Dalia Ibelhauptaite directs a New York Dream Team: Stephen Spinella plays the hapless Svejk, Max Casella is the helpful “Footnote” who pops up with explanations whenever necessary, and the ensemble runneth over with actors like Paul Lazar, Peter McRobbie, and Richard Poe. Speaking of Brecht, he got some of his best ideas from Hasek. So adaptor Colin Teevan returns the favor by inserting faux-Weill songs and lots of meta-theatrical narrators into the mix. Actors even play the animals, which lets Chip Persons’ bad kitty steal a scene right out from under Mr. Spinella.

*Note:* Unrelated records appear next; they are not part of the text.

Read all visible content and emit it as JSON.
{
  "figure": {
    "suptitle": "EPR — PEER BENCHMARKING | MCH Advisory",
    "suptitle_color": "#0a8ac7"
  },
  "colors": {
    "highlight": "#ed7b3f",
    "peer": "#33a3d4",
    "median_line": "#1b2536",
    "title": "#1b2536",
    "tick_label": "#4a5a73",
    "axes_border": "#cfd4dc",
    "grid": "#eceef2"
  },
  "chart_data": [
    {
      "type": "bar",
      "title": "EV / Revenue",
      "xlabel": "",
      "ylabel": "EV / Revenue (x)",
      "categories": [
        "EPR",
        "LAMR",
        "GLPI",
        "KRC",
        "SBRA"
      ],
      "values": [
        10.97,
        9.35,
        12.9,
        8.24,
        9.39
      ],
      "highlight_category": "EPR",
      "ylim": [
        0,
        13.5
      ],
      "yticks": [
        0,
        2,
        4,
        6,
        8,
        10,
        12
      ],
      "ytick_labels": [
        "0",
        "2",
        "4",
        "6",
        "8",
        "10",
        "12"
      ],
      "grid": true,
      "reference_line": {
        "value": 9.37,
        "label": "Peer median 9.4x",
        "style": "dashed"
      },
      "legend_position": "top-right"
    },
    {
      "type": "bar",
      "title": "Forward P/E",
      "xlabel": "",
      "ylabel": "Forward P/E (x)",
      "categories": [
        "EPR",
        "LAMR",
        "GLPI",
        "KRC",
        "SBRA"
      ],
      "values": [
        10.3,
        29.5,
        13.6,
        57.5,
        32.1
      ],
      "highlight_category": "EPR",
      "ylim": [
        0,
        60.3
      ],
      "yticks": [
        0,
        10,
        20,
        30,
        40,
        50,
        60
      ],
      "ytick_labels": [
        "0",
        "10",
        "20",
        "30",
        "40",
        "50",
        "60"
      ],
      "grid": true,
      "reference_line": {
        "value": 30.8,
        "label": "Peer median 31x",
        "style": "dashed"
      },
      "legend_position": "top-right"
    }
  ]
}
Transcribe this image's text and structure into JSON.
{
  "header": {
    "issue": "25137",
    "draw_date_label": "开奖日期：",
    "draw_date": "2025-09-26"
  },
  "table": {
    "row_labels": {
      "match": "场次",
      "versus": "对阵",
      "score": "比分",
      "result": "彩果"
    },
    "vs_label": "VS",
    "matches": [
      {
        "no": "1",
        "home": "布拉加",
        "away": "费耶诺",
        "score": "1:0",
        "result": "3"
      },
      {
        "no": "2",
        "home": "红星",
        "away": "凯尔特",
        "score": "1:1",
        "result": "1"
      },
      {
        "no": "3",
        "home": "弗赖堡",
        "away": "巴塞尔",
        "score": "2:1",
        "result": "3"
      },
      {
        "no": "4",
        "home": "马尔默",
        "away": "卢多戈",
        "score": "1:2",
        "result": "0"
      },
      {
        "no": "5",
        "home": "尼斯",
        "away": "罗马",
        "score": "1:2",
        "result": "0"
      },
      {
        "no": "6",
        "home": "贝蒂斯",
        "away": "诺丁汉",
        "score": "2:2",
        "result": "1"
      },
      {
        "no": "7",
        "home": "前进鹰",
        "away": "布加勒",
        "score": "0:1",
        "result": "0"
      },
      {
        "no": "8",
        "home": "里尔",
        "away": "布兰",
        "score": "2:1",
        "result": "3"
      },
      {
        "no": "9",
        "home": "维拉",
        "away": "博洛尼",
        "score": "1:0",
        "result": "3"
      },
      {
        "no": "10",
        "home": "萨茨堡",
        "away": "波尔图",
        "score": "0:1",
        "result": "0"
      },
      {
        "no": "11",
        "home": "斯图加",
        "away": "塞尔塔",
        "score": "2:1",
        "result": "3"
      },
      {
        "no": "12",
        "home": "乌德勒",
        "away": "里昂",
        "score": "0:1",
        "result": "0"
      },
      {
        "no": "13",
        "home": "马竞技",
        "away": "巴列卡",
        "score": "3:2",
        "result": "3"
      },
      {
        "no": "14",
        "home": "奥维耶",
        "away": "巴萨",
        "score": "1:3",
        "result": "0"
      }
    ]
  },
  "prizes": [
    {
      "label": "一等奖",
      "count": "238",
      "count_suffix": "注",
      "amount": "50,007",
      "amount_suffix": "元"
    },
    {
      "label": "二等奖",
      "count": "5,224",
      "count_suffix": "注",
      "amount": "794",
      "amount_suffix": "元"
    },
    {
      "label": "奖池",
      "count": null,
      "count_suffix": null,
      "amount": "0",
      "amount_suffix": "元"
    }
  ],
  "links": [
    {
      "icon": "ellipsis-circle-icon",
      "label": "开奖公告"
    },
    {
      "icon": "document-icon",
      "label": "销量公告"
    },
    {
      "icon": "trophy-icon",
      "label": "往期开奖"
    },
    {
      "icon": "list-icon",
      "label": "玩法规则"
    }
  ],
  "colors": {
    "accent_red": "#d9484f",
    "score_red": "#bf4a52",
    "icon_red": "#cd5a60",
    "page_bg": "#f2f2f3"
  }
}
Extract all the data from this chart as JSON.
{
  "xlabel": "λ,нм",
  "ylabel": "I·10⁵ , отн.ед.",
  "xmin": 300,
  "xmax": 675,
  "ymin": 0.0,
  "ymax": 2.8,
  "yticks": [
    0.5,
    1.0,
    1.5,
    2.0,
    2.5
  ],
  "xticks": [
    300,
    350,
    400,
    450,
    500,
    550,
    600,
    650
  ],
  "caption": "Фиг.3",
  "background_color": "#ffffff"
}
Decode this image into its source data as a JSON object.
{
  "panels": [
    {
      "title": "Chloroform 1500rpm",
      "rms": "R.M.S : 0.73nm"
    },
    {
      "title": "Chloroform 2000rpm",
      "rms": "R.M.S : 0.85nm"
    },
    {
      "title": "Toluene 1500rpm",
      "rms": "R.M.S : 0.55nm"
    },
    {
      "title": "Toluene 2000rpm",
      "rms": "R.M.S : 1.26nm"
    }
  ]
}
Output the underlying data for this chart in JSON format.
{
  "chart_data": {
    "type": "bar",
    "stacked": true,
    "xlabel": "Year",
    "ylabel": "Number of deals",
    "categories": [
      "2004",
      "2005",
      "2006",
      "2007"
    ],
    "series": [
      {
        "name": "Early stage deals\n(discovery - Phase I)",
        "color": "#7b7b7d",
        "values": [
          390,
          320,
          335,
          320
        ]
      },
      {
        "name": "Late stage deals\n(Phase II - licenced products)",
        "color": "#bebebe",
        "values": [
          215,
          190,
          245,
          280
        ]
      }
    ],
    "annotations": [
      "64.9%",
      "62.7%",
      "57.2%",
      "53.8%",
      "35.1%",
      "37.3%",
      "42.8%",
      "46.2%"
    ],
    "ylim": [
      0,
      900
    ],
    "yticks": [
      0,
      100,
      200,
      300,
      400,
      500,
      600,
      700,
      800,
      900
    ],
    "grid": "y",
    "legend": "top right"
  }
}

Gideon Davey has designed a handsome, doodled-on set, seemingly tucked into the margin of Hasek’s yellowed manuscript. Typewriters and a giant clock have exploded nearby, and bits of them remain embedded in the shredded paper. Mr. Teevan has done his best to make the narrative just as incendiary, but the problems of a novel on stage still dog his efforts. He can’t escape a relentless, episodic quality, though things do look up once Svejk finds his straight-man, Lieutenant Lukacs (Ryan Shively). Mr. Shively does delicate things with exasperation – it’s nice to know you’re not the only one who wants to strangle Svejk.


Everything you see and hear has been competently produced, and still the show doesn’t work. The piece needs electrification, it needs some kind of diabolical current to get it moving. The novel’s mockery was born in anger and frustration and fear, so a calm, contained production just doesn’t do it justice. This production knows which buttons are still relevant, from blind faith in war-mongering leaders to a misplaced trust in police. It would be nice to see them really hit those buttons, maybe even give ’em a good smack. Right now at the Duke, they just depress them (and us) gently.



“Risk Everything” until November 21 (38 Water Street, at Dock Street, Brooklyn, 718-254-8779).
“Svejk” until December 12 (229 W. 42 Street, between Seventh and Eighth Avenues, 646-223-3042).